Collect files from Google Drive and archive them using TransferPipeline.

GoogleDriveGenerator lists files in a Drive folder via the Drive API v3. GoogleDriveFetcher exports Google Workspace files (Docs → plain text, Sheets → CSV, Slides → plain text) and downloads binary files as-is.

Install the dependencies before running with a real account:

Bash
pip install google-api-python-client google-auth
python quick_start_gdrive.py

The example below mocks all Google API calls so it runs without any OAuth token. Remove setup_mock(), obtain a token file via the standard Google OAuth flow, and set GOOGLE_TOKEN_PATH to go live.

Generate a token file: Follow the Google API Python Quickstart guide and run the auth script. The resulting token.json is passed as google_token_path.

Python
import json
import os
import sys
from unittest.mock import MagicMock

from sayou.brain.pipelines.transfer import TransferPipeline

OUTPUT_DIR = "./sayou_archive/gdrive"

Mock Setup

GoogleDriveGenerator calls googleapiclient.discovery.build() then service.files().list().execute().

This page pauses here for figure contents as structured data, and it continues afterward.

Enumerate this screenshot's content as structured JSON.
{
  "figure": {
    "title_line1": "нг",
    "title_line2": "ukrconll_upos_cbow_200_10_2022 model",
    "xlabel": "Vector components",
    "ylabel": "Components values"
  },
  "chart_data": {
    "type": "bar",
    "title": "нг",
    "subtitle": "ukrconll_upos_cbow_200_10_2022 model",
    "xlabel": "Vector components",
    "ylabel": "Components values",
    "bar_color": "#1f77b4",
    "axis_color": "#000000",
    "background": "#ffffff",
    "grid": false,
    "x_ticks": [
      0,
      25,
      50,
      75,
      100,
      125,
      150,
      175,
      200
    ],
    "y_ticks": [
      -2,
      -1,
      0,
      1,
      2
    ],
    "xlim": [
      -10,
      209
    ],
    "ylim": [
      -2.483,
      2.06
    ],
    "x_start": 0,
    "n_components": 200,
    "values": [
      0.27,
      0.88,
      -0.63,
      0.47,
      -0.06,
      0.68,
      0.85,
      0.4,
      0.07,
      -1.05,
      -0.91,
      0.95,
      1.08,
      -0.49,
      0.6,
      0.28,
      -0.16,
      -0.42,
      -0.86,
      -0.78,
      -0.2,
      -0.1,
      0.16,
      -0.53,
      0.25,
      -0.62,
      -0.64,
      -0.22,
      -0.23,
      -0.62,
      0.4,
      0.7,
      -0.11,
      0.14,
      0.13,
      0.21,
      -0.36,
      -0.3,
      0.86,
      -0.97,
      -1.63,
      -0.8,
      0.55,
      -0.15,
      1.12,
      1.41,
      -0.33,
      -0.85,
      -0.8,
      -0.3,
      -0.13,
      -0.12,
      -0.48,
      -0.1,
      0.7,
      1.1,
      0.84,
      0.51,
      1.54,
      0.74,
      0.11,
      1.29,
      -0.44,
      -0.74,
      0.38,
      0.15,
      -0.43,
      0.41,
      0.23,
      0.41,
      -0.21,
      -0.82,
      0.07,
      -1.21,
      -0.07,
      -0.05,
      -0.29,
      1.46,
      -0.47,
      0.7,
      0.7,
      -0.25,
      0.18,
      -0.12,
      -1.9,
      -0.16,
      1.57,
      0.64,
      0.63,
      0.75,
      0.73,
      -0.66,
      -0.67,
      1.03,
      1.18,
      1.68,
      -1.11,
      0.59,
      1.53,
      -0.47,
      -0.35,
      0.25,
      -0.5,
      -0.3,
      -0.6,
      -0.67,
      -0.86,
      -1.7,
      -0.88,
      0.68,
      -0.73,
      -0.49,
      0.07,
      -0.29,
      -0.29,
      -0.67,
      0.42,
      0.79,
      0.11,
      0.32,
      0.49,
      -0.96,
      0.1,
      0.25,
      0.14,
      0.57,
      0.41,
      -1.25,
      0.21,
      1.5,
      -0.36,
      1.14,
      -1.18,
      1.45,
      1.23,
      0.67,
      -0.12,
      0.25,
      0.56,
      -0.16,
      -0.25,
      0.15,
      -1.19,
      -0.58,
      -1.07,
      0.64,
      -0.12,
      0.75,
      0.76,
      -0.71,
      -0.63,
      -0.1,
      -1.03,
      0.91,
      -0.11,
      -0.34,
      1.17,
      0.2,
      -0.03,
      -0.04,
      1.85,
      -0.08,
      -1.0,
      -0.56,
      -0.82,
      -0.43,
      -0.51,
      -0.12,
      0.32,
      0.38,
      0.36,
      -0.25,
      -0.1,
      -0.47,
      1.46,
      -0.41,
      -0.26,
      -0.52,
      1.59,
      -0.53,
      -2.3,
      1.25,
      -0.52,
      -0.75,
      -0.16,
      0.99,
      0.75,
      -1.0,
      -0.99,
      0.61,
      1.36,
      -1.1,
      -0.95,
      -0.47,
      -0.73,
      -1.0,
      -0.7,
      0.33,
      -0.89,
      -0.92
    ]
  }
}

GoogleDriveFetcher calls: - service.files().export_media() for Google Workspace files (Docs, Sheets) - service.files().get_media() for binary files (PDF, images)

The mock simulates a folder containing one Google Doc and one PDF.

To switch to live mode: delete this function and its call below.

Python
def setup_mock():
    mock_files = MagicMock()
    mock_files.list.return_value.execute.return_value = {
        "files": [
            {
                "id": "doc-001",
                "name": "Q1 Engineering Report",
                "mimeType": "application/vnd.google-apps.document",
                "webViewLink": "https://docs.google.com/document/d/doc-001",
                "createdTime": "2024-01-01T00:00:00Z",
                "modifiedTime": "2024-01-15T12:00:00Z",
            },
            {
                "id": "file-002",
                "name": "Architecture Diagram.pdf",
                "mimeType": "application/pdf",
                "webViewLink": "https://drive.google.com/file/d/file-002",
                "createdTime": "2024-01-05T00:00:00Z",
                "modifiedTime": "2024-01-05T00:00:00Z",
            },
        ]
    }
    mock_files.export_media.return_value.execute.return_value = (
        b"Q1 Engineering Report\n\nThis document summarises Q1 outcomes."
    )
    mock_files.get_media.return_value.execute.return_value = (
        b"%PDF-1.4 mock pdf content"
    )

    mock_service = MagicMock()
    mock_service.files.return_value = mock_files

    mock_creds = MagicMock()
    mock_creds_module = MagicMock()
    mock_creds_module.Credentials.from_authorized_user_file.return_value = mock_creds

    mock_discovery = MagicMock()
    mock_discovery.build.return_value = mock_service

    sys.modules["googleapiclient"] = MagicMock()
    sys.modules["googleapiclient.discovery"] = mock_discovery
    sys.modules["googleapiclient.http"] = MagicMock()
    sys.modules["google"] = MagicMock()
    sys.modules["google.oauth2"] = MagicMock()
    sys.modules["google.oauth2.credentials"] = mock_creds_module

Collect My Drive Root

source format: - gdrive://root — My Drive root - gdrive://{folder_id} — specific folder

The folder ID appears in the Drive URL: https://drive.google.com/drive/folders/{FOLDER_ID}

Each file is written to destination. Google Workspace files are exported as plain text; other files retain their original format.

Python
setup_mock()

stats = TransferPipeline.process(
    source="gdrive://root",
    destination=OUTPUT_DIR,
    strategies={"connector": "drive"},
    google_token_path=os.environ.get("GOOGLE_TOKEN_PATH", "./token.json"),
)

print("=== Collect My Drive Root ===")
print(json.dumps(stats, indent=2))

Collect a Specific Folder

Copy the folder ID from the Drive URL and pass it after gdrive://.

Python
FOLDER_ID = os.environ.get("GDRIVE_FOLDER_ID", "mock-folder-id")

setup_mock()

stats_folder = TransferPipeline.process(
    source=f"gdrive://{FOLDER_ID}",
    destination=f"{OUTPUT_DIR}/folder",
    strategies={"connector": "drive"},
    google_token_path=os.environ.get("GOOGLE_TOKEN_PATH", "./token.json"),
)

print("=== Collect a Specific Folder ===")
print(json.dumps(stats_folder, indent=2))

Validate Output

Inspect the archive to confirm that both Workspace exports and binary files were written correctly.

Python
if os.path.isdir(OUTPUT_DIR):
    files = [
        n for n in os.listdir(OUTPUT_DIR) if os.path.isfile(os.path.join(OUTPUT_DIR, n))
    ]
    print(f"\nArchived {len(files)} file(s) in '{OUTPUT_DIR}'.")
    for name in files[:5]:
        size = os.path.getsize(os.path.join(OUTPUT_DIR, name))
        print(f"  {name}  ({size} bytes)")